Zur Website der OTH Regensburg

RAI MD präsentiert Forschung zur KI-Medizinprodukte-Regulierung bei der RAPS Euro Convergence 2026 in Lissabon

Das Laboratory for Regulatory Affairs and Innovation for Medical Devices (RAI MD) des RCBE stellte bei der größten europäischen Regulatory-Affairs-Konferenz eine Vergleichsanalyse der KI-Medizinprodukte-Regulierung in der EU und den USA vor.

Vom 5. bis 8. Mai 2026 fand in Lissabon die RAPS Euro Convergence 2026 statt – die umfassendste Konferenz für Regulatory Affairs in Europa. Im Rahmen dieses internationalen Fachumfelds präsentierte das Laboratory for Regulatory Affairs and Innovation for Medical Devices (RAI MD) des Research Centers of Biomedical Engineering (RCBE) der OTH Regensburg aktuelle Forschungsergebnisse zur Regulierung von Medizinprodukten mit Künstlicher Intelligenz als Poster-Präsentation mit dem Titel „Comparative Analysis of AI Medical Device Regulations and Their Impact on Innovation: EU vs. USA” von L. Zeltner, L. Thumann und M. Singh.
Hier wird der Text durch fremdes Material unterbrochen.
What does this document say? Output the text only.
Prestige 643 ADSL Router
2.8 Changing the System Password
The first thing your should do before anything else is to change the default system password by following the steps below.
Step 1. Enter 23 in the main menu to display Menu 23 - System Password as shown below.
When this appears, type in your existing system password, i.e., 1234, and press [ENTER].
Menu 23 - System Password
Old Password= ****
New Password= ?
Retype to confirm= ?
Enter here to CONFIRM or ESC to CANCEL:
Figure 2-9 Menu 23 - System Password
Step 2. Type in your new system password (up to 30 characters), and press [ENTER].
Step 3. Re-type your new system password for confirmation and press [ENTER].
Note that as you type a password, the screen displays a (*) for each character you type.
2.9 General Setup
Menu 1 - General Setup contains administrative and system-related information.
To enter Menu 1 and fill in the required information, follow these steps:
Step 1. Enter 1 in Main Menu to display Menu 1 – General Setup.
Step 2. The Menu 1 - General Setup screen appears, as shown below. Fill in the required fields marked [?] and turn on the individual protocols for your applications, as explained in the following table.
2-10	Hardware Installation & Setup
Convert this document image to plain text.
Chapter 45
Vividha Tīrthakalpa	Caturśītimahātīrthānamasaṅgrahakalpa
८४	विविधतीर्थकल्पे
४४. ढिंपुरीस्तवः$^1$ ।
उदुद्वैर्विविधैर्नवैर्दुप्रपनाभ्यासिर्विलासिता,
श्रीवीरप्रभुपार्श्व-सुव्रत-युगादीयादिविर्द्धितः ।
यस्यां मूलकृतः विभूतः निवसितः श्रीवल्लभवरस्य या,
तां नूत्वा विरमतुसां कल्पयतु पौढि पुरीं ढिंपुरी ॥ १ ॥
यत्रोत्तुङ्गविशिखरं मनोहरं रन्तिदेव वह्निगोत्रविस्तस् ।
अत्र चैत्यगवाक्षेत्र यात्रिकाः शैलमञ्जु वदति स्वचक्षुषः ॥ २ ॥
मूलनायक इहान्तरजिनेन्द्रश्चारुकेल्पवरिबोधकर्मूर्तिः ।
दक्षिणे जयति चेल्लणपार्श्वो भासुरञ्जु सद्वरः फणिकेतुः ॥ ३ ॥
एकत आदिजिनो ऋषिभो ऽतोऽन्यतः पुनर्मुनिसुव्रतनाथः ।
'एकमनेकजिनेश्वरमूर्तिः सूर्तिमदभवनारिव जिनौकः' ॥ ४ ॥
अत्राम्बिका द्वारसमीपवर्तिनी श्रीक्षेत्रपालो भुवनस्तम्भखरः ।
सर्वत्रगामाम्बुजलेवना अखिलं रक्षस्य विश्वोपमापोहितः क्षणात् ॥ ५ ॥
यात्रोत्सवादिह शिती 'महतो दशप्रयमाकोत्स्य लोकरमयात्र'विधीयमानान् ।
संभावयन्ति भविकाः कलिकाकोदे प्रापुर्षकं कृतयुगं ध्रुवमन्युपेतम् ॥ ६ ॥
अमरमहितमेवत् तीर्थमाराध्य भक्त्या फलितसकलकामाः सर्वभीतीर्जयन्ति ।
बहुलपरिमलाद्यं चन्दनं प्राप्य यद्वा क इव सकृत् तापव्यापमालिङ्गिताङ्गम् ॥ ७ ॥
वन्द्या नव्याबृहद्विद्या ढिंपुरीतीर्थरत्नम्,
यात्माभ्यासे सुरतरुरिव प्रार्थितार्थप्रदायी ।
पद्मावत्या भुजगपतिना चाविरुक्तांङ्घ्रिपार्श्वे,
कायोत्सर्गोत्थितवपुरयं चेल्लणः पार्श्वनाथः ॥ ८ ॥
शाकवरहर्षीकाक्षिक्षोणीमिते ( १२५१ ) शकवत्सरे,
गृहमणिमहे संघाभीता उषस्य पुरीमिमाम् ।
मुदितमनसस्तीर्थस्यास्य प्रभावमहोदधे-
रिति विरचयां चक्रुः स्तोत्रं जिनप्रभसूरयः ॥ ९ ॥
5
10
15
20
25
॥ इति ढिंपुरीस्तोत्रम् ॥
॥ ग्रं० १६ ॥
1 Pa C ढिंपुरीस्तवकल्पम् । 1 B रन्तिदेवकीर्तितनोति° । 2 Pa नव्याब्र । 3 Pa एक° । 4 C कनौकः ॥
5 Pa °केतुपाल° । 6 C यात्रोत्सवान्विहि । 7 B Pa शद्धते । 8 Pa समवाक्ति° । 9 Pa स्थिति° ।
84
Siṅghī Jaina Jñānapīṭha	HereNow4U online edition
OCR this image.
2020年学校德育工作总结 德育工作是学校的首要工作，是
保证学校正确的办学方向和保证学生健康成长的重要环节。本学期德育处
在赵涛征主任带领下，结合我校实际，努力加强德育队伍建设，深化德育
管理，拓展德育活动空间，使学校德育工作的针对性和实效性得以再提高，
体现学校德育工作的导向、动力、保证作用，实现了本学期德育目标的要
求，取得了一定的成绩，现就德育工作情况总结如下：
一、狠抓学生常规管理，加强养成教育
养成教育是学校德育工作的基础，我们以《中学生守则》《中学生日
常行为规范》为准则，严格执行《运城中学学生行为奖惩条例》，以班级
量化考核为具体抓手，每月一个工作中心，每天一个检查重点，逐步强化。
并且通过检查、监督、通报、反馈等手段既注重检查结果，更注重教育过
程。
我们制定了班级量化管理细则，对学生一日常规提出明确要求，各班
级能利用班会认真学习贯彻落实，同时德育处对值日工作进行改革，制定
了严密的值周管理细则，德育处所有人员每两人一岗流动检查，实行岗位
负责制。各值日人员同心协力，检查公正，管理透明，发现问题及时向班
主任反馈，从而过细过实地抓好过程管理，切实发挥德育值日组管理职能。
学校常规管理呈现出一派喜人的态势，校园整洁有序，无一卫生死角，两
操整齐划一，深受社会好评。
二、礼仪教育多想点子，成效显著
Internationale Plattform für Regulatory Professionals

Die RAPS Euro Convergence gilt als zentraler Treffpunkt der Branche und bietet Regulatory Professionals eine Plattform, um Kontakte zu knüpfen, Expertenwissen auszutauschen und die neuesten Innovationen im Bereich von Medizinprodukten und Pharmazeutika zu diskutieren. Für das RAI MD bot die Konferenz die Gelegenheit, die eigene Forschung einem internationalen Fachpublikum zu präsentieren und sich mit Vertreterinnen und Vertretern aus Industrie, Behörden und Wissenschaft auszutauschen.

Vergleich zweier regulatorischer Rahmenwerke

Die Arbeit liefert eine systematische Vergleichsanalyse, um einen detaillierten Überblick über die regulatorischen Rahmenwerke zu erhalten. Während die EU mit der Medical Device Regulation (Regulation (EU) 2017/745) und dem EU AI Act (Regulation (EU) 2024/1689, vollständig anwendbar ab August 2026) einen horizontalen Ansatz verfolgt, setzen die USA auf eine sektor-spezifische Regulierung über die FDA – flankiert durch den Digital Health AI/ML Action Plan (2021) und die HHS-Strategie für KI im Gesundheitswesen (Executive Order vom Oktober 2023). Ergänzt wurde die Analyse durch umfassende Datenbankauswertungen zu zugelassenen KI-Medizinprodukten sowie zu klinischen Studien im Zeitraum 2020 bis 2025. Als Quellen dienten die FDA AI-Enabled Medical Device List, das (Radiology) Health AI Register sowie industrie-gesponserte Studien auf ClinicalTrials.gov in den USA und den 27 EU-Mitgliedsstaaten.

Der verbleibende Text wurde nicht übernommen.